Similarly, participants’ behaviors exhibited within lab-based aggression paradigms are often not “directly” transmitted to the recipient of those behaviors. For example, participants do not make physical contact with their interaction partner at any point within these paradigms. The consequences of participants’ behaviors are often transmitted to the recipient via the ostensible features of the study in which they are participating. For example, in one lab-based aggression paradigm, participants’ harmful behavior is selecting how long another participant must submerge their hand in ice water (Pederson, Vasquez, Bartholow, Grosvenor, & Truong, 2014). Therefore, participants must believe (a) they can harm the recipient by varying how long they tell the experimenter to have the recipient hold their hand in ice water, (b) that a longer period of time causes more harm, and (c) the experimenter will successfully execute the harmful behavior at a later point in time.

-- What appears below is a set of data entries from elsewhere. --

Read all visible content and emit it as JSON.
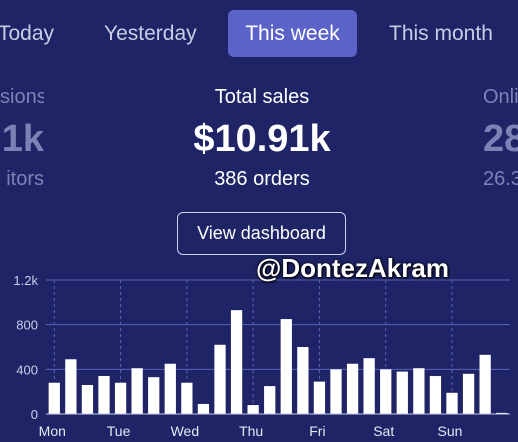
{
  "tabs": [
    {
      "label": "Today",
      "active": false
    },
    {
      "label": "Yesterday",
      "active": false
    },
    {
      "label": "This week",
      "active": true
    },
    {
      "label": "This month",
      "active": false
    }
  ],
  "stats": {
    "left": {
      "label": "sions",
      "value": "1k",
      "sub": "itors"
    },
    "center": {
      "label": "Total sales",
      "value": "$10.91k",
      "sub": "386 orders"
    },
    "right": {
      "label": "Onli",
      "value": "28",
      "sub": "26.3"
    }
  },
  "dashboard_button": "View dashboard",
  "watermark": "@DontezAkram",
  "colors": {
    "background": "#1e2465",
    "accent": "#5b63c9",
    "bar": "#ffffff",
    "grid": "#5a62b8"
  },
  "chart_data": {
    "type": "bar",
    "y_ticks": [
      "0",
      "400",
      "800",
      "1.2k"
    ],
    "ylim": [
      0,
      1200
    ],
    "x_labels": [
      "Mon",
      "Tue",
      "Wed",
      "Thu",
      "Fri",
      "Sat",
      "Sun"
    ],
    "values": [
      280,
      490,
      260,
      340,
      280,
      410,
      330,
      450,
      280,
      90,
      620,
      930,
      80,
      250,
      850,
      600,
      290,
      400,
      450,
      500,
      400,
      380,
      410,
      340,
      190,
      360,
      530,
      10
    ],
    "grid": true
  }
}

Collectively then, it is questionable whether behaviors within lab-based aggression paradigms are considered “direct.” Nevertheless, it is clear that these behaviors do not include face-to-face aggression or physical aggression that includes direct physical contact. And the time of many of the behaviors within lab-based aggression paradigms are asynchronous with the (ostensible) delivery of harm to the recipient.

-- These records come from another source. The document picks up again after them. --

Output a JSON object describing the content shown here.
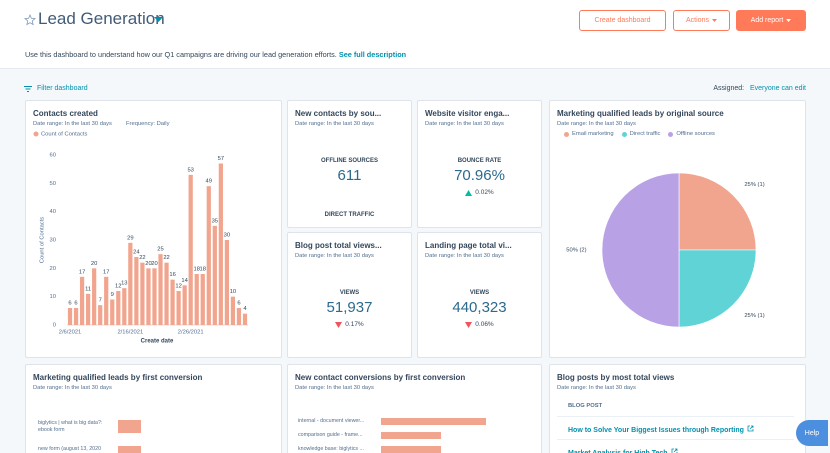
{
  "header": {
    "title": "Lead Generation",
    "buttons": [
      "Create dashboard",
      "Actions",
      "Add report"
    ],
    "description": "Use this dashboard to understand how our Q1 campaigns are driving our lead generation efforts.",
    "description_link": "See full description"
  },
  "toolbar": {
    "filter": "Filter dashboard",
    "assigned_label": "Assigned:",
    "assigned_value": "Everyone can edit"
  },
  "cards": [
    {
      "title": "Contacts created",
      "date_range": "Date range: In the last 30 days",
      "frequency": "Frequency: Daily",
      "chart_data": {
        "type": "bar",
        "categories": [
          "2/6/2021",
          null,
          null,
          null,
          null,
          null,
          null,
          null,
          null,
          null,
          "2/16/2021",
          null,
          null,
          null,
          null,
          null,
          null,
          null,
          null,
          null,
          "2/26/2021",
          null,
          null,
          null,
          null,
          null,
          null,
          null,
          null,
          null
        ],
        "series": [
          {
            "name": "Count of Contacts",
            "color": "#f2a58e",
            "values": [
              6,
              6,
              17,
              11,
              20,
              7,
              17,
              9,
              12,
              13,
              29,
              24,
              22,
              20,
              20,
              25,
              22,
              16,
              12,
              14,
              53,
              18,
              18,
              49,
              35,
              57,
              30,
              10,
              6,
              4
            ]
          }
        ],
        "ylabel": "Count of Contacts",
        "xlabel": "Create date",
        "ylim": [
          0,
          60
        ],
        "yticks": [
          0,
          10,
          20,
          30,
          40,
          50,
          60
        ]
      }
    },
    {
      "title": "New contacts by sou...",
      "date_range": "Date range: In the last 30 days",
      "metric": "OFFLINE SOURCES",
      "value": "611",
      "footer": "DIRECT TRAFFIC"
    },
    {
      "title": "Website visitor enga...",
      "date_range": "Date range: In the last 30 days",
      "metric": "BOUNCE RATE",
      "value": "70.96%",
      "change": "0.02%",
      "direction": "up"
    },
    {
      "title": "Blog post total views...",
      "date_range": "Date range: In the last 30 days",
      "metric": "VIEWS",
      "value": "51,937",
      "change": "0.17%",
      "direction": "down"
    },
    {
      "title": "Landing page total vi...",
      "date_range": "Date range: In the last 30 days",
      "metric": "VIEWS",
      "value": "440,323",
      "change": "0.06%",
      "direction": "down"
    },
    {
      "title": "Marketing qualified leads by original source",
      "date_range": "Date range: In the last 30 days",
      "chart_data": {
        "type": "pie",
        "categories": [
          "Email marketing",
          "Direct traffic",
          "Offline sources"
        ],
        "values": [
          1,
          1,
          2
        ],
        "value_labels": [
          "25% (1)",
          "25% (1)",
          "50% (2)"
        ],
        "colors": [
          "#f2a58e",
          "#5fd3d6",
          "#b9a1e6"
        ]
      }
    },
    {
      "title": "Marketing qualified leads by first conversion",
      "date_range": "Date range: In the last 30 days",
      "chart_data": {
        "type": "hbar",
        "categories": [
          "biglytics | what is big data?: ebook form",
          "new form (august 13, 2020"
        ],
        "values": [
          1,
          1
        ],
        "color": "#f2a58e"
      }
    },
    {
      "title": "New contact conversions by first conversion",
      "date_range": "Date range: In the last 30 days",
      "chart_data": {
        "type": "hbar",
        "categories": [
          "internal - document viewer...",
          "comparison guide - frame...",
          "knowledge base: biglytics ..."
        ],
        "values": [
          7,
          4,
          4
        ],
        "color": "#f2a58e"
      }
    },
    {
      "title": "Blog posts by most total views",
      "date_range": "Date range: In the last 30 days",
      "column": "BLOG POST",
      "rows": [
        "How to Solve Your Biggest Issues through Reporting",
        "Market Analysis for High Tech"
      ]
    }
  ],
  "help": "Help"
}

The second dimension of Parrot and Giancola’s (2007) taxonomy is the active versus passive nature of the behavior. Active aggression involves an individual actively engaging in a behavior that harms the recipient. In contrast, passive aggression is characterized by participants’ lack of action that is believed to cause harm to the recipient. All of the major lab-based aggression paradigms involve behaviors that are considered active.

In summary, within lab-based aggression paradigms, the harmfulness of the behaviors is on the extreme low end of the range of possible harmfulness, participants may believe their behaviors will only cause mild amounts of harm, participants may believe the recipient may only be mildly motivated to avoid the behaviors, and the form of participants’ behaviors may only cover a limited amount of the conceptual space of possible forms of aggression. Collectively, the behaviors exhibited in lab-based aggression paradigms seem to be limited and unrepresentative of the multi-faceted nature of aggression.

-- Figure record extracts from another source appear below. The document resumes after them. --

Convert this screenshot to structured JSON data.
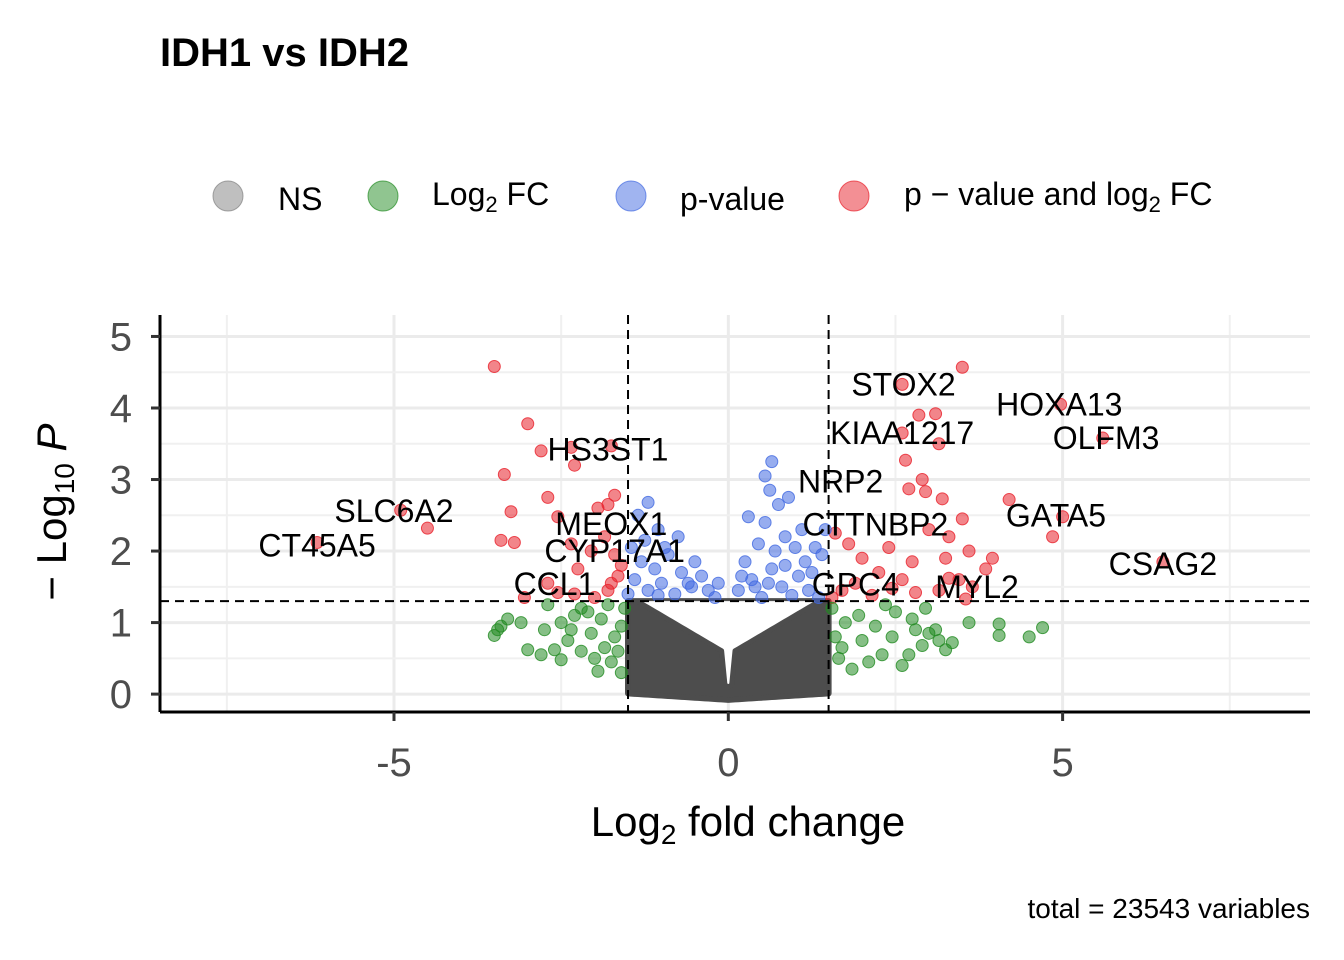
{
  "chart_data": {
    "type": "scatter",
    "title": "IDH1 vs IDH2",
    "caption": "total = 23543 variables",
    "xlabel": {
      "main": "Log",
      "sub": "2",
      "rest": "fold change"
    },
    "ylabel": {
      "prefix": "− Log",
      "sub": "10",
      "var": "P"
    },
    "xlim": [
      -8.5,
      8.7
    ],
    "ylim": [
      -0.25,
      5.3
    ],
    "x_ticks": [
      -5,
      0,
      5
    ],
    "x_tick_labels": [
      "-5",
      "0",
      "5"
    ],
    "y_ticks": [
      0,
      1,
      2,
      3,
      4,
      5
    ],
    "y_tick_labels": [
      "0",
      "1",
      "2",
      "3",
      "4",
      "5"
    ],
    "grid": true,
    "legend_position": "top",
    "legend": [
      {
        "key": "ns",
        "label": "NS",
        "color": "#808080"
      },
      {
        "key": "fc",
        "label_main": "Log",
        "label_sub": "2",
        "label_rest": "FC",
        "color": "#228b22"
      },
      {
        "key": "p",
        "label": "p-value",
        "color": "#4169e1"
      },
      {
        "key": "pfc",
        "label_main": "p − value  and  log",
        "label_sub": "2",
        "label_rest": "FC",
        "color": "#e8202a"
      }
    ],
    "cutoffs": {
      "log2fc": 1.5,
      "pvalue_neglog10": 1.3
    },
    "ns_cloud": {
      "color": "#4d4d4d",
      "x_range": [
        -1.5,
        1.5
      ],
      "y_max": 1.3
    },
    "series": [
      {
        "key": "pfc",
        "color": "#e8202a",
        "points": [
          [
            3.5,
            4.57
          ],
          [
            2.6,
            4.33
          ],
          [
            2.85,
            3.9
          ],
          [
            3.1,
            3.92
          ],
          [
            2.6,
            3.65
          ],
          [
            3.15,
            3.5
          ],
          [
            2.65,
            3.27
          ],
          [
            4.97,
            4.05
          ],
          [
            5.6,
            3.58
          ],
          [
            2.9,
            3.0
          ],
          [
            2.7,
            2.87
          ],
          [
            2.95,
            2.83
          ],
          [
            3.2,
            2.73
          ],
          [
            3.5,
            2.45
          ],
          [
            4.2,
            2.72
          ],
          [
            5.0,
            2.48
          ],
          [
            4.85,
            2.2
          ],
          [
            6.5,
            1.85
          ],
          [
            3.0,
            2.3
          ],
          [
            3.3,
            2.2
          ],
          [
            3.6,
            2.0
          ],
          [
            3.95,
            1.9
          ],
          [
            3.85,
            1.75
          ],
          [
            3.25,
            1.9
          ],
          [
            2.75,
            1.85
          ],
          [
            3.45,
            1.6
          ],
          [
            3.65,
            1.5
          ],
          [
            3.55,
            1.33
          ],
          [
            2.8,
            1.42
          ],
          [
            3.15,
            1.45
          ],
          [
            2.25,
            1.7
          ],
          [
            2.0,
            1.9
          ],
          [
            1.8,
            2.1
          ],
          [
            1.6,
            2.25
          ],
          [
            1.9,
            1.55
          ],
          [
            1.7,
            1.45
          ],
          [
            2.15,
            1.38
          ],
          [
            2.4,
            2.05
          ],
          [
            2.6,
            1.6
          ],
          [
            3.3,
            1.62
          ],
          [
            1.55,
            1.35
          ],
          [
            2.45,
            1.48
          ],
          [
            -3.5,
            4.58
          ],
          [
            -3.0,
            3.78
          ],
          [
            -2.8,
            3.4
          ],
          [
            -2.35,
            3.45
          ],
          [
            -1.75,
            3.47
          ],
          [
            -2.3,
            3.2
          ],
          [
            -3.35,
            3.07
          ],
          [
            -4.9,
            2.57
          ],
          [
            -4.5,
            2.32
          ],
          [
            -3.25,
            2.55
          ],
          [
            -2.7,
            2.75
          ],
          [
            -1.7,
            2.78
          ],
          [
            -1.8,
            2.65
          ],
          [
            -1.95,
            2.6
          ],
          [
            -2.55,
            2.48
          ],
          [
            -2.35,
            2.1
          ],
          [
            -3.4,
            2.15
          ],
          [
            -3.2,
            2.12
          ],
          [
            -6.15,
            2.12
          ],
          [
            -2.05,
            2.0
          ],
          [
            -1.85,
            2.2
          ],
          [
            -1.7,
            1.95
          ],
          [
            -2.25,
            1.75
          ],
          [
            -1.6,
            1.8
          ],
          [
            -1.75,
            1.55
          ],
          [
            -2.7,
            1.55
          ],
          [
            -2.55,
            1.42
          ],
          [
            -2.0,
            1.35
          ],
          [
            -3.05,
            1.35
          ],
          [
            -2.3,
            1.4
          ],
          [
            -1.8,
            1.45
          ],
          [
            -1.65,
            1.65
          ]
        ]
      },
      {
        "key": "p",
        "color": "#4169e1",
        "points": [
          [
            0.65,
            3.25
          ],
          [
            0.55,
            3.05
          ],
          [
            0.62,
            2.85
          ],
          [
            0.75,
            2.65
          ],
          [
            0.9,
            2.75
          ],
          [
            0.3,
            2.48
          ],
          [
            0.55,
            2.4
          ],
          [
            0.85,
            2.2
          ],
          [
            1.0,
            2.05
          ],
          [
            1.3,
            2.05
          ],
          [
            1.45,
            2.3
          ],
          [
            1.4,
            1.95
          ],
          [
            0.45,
            2.1
          ],
          [
            0.25,
            1.85
          ],
          [
            0.35,
            1.6
          ],
          [
            0.65,
            1.75
          ],
          [
            0.8,
            1.5
          ],
          [
            1.05,
            1.65
          ],
          [
            1.2,
            1.45
          ],
          [
            0.15,
            1.45
          ],
          [
            0.5,
            1.35
          ],
          [
            0.95,
            1.38
          ],
          [
            1.25,
            1.7
          ],
          [
            0.7,
            2.0
          ],
          [
            1.15,
            1.85
          ],
          [
            0.4,
            1.5
          ],
          [
            1.35,
            1.35
          ],
          [
            0.2,
            1.65
          ],
          [
            0.6,
            1.55
          ],
          [
            0.85,
            1.8
          ],
          [
            1.1,
            2.3
          ],
          [
            -1.2,
            2.68
          ],
          [
            -1.35,
            2.5
          ],
          [
            -1.05,
            2.3
          ],
          [
            -0.75,
            2.2
          ],
          [
            -1.25,
            2.15
          ],
          [
            -1.45,
            2.05
          ],
          [
            -0.5,
            1.85
          ],
          [
            -0.9,
            1.95
          ],
          [
            -1.1,
            1.75
          ],
          [
            -1.4,
            1.6
          ],
          [
            -0.6,
            1.55
          ],
          [
            -0.3,
            1.45
          ],
          [
            -0.8,
            1.4
          ],
          [
            -1.2,
            1.45
          ],
          [
            -1.0,
            1.55
          ],
          [
            -0.4,
            1.65
          ],
          [
            -0.2,
            1.35
          ],
          [
            -1.3,
            1.85
          ],
          [
            -0.7,
            1.7
          ],
          [
            -0.95,
            2.05
          ],
          [
            -0.55,
            1.5
          ],
          [
            -1.5,
            1.4
          ],
          [
            -0.15,
            1.55
          ],
          [
            -1.05,
            1.38
          ]
        ]
      },
      {
        "key": "fc",
        "color": "#228b22",
        "points": [
          [
            3.6,
            1.0
          ],
          [
            4.05,
            0.98
          ],
          [
            4.5,
            0.8
          ],
          [
            4.7,
            0.93
          ],
          [
            4.05,
            0.82
          ],
          [
            3.1,
            0.9
          ],
          [
            3.25,
            0.62
          ],
          [
            2.9,
            0.68
          ],
          [
            2.7,
            0.55
          ],
          [
            3.35,
            0.72
          ],
          [
            2.45,
            0.8
          ],
          [
            2.2,
            0.95
          ],
          [
            2.0,
            0.75
          ],
          [
            1.75,
            1.0
          ],
          [
            1.6,
            0.8
          ],
          [
            2.5,
            1.15
          ],
          [
            2.75,
            1.05
          ],
          [
            2.95,
            1.2
          ],
          [
            2.3,
            0.55
          ],
          [
            2.1,
            0.45
          ],
          [
            1.85,
            0.35
          ],
          [
            1.65,
            0.5
          ],
          [
            2.6,
            0.4
          ],
          [
            3.0,
            0.85
          ],
          [
            1.55,
            1.2
          ],
          [
            1.95,
            1.1
          ],
          [
            2.35,
            1.25
          ],
          [
            1.7,
            0.65
          ],
          [
            2.8,
            0.9
          ],
          [
            3.15,
            0.75
          ],
          [
            -3.5,
            0.82
          ],
          [
            -3.45,
            0.9
          ],
          [
            -3.4,
            0.95
          ],
          [
            -3.3,
            1.05
          ],
          [
            -3.1,
            1.0
          ],
          [
            -2.75,
            0.9
          ],
          [
            -2.5,
            1.0
          ],
          [
            -2.3,
            1.1
          ],
          [
            -2.1,
            1.15
          ],
          [
            -2.7,
            1.25
          ],
          [
            -2.4,
            0.75
          ],
          [
            -2.2,
            0.6
          ],
          [
            -2.5,
            0.48
          ],
          [
            -2.8,
            0.55
          ],
          [
            -2.0,
            0.5
          ],
          [
            -1.85,
            0.65
          ],
          [
            -1.7,
            0.8
          ],
          [
            -1.6,
            0.95
          ],
          [
            -1.9,
            1.05
          ],
          [
            -1.55,
            1.2
          ],
          [
            -2.2,
            1.2
          ],
          [
            -1.75,
            0.45
          ],
          [
            -1.95,
            0.32
          ],
          [
            -1.6,
            0.3
          ],
          [
            -2.6,
            0.62
          ],
          [
            -3.0,
            0.62
          ],
          [
            -2.35,
            0.9
          ],
          [
            -1.8,
            1.25
          ],
          [
            -2.05,
            0.85
          ],
          [
            -1.65,
            0.6
          ]
        ]
      }
    ],
    "labels": [
      {
        "text": "STOX2",
        "x": 2.62,
        "y": 4.33
      },
      {
        "text": "HOXA13",
        "x": 4.95,
        "y": 4.05
      },
      {
        "text": "KIAA1217",
        "x": 2.6,
        "y": 3.65
      },
      {
        "text": "OLFM3",
        "x": 5.65,
        "y": 3.58
      },
      {
        "text": "NRP2",
        "x": 1.68,
        "y": 2.97
      },
      {
        "text": "CTTNBP2",
        "x": 2.2,
        "y": 2.37
      },
      {
        "text": "GATA5",
        "x": 4.9,
        "y": 2.5
      },
      {
        "text": "CSAG2",
        "x": 6.5,
        "y": 1.82
      },
      {
        "text": "GPC4",
        "x": 1.9,
        "y": 1.53
      },
      {
        "text": "MYL2",
        "x": 3.72,
        "y": 1.5
      },
      {
        "text": "HS3ST1",
        "x": -1.8,
        "y": 3.42
      },
      {
        "text": "SLC6A2",
        "x": -5.0,
        "y": 2.56
      },
      {
        "text": "MEOX1",
        "x": -1.75,
        "y": 2.38
      },
      {
        "text": "CT45A5",
        "x": -6.15,
        "y": 2.08
      },
      {
        "text": "CYP17A1",
        "x": -1.7,
        "y": 2.0
      },
      {
        "text": "CCL1",
        "x": -2.6,
        "y": 1.54
      }
    ]
  }
}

Is this potential un-representativeness a problem? On the one hand, the relationship between the behaviors within lab-based measures of aggression and “real” aggressive behaviors is like the relationship between a convenience sample of college students and “all humans.”  The former is not a representative sample of the latter, therefore, the generalizability from the former to the latter is potentially biased. On the other hand, to the extent that the behaviors exhibited within lab-based aggression paradigms are valid instances of very mild and specific forms of aggression, lab-based research has a valuable place within a robust science of aggressive behaviors.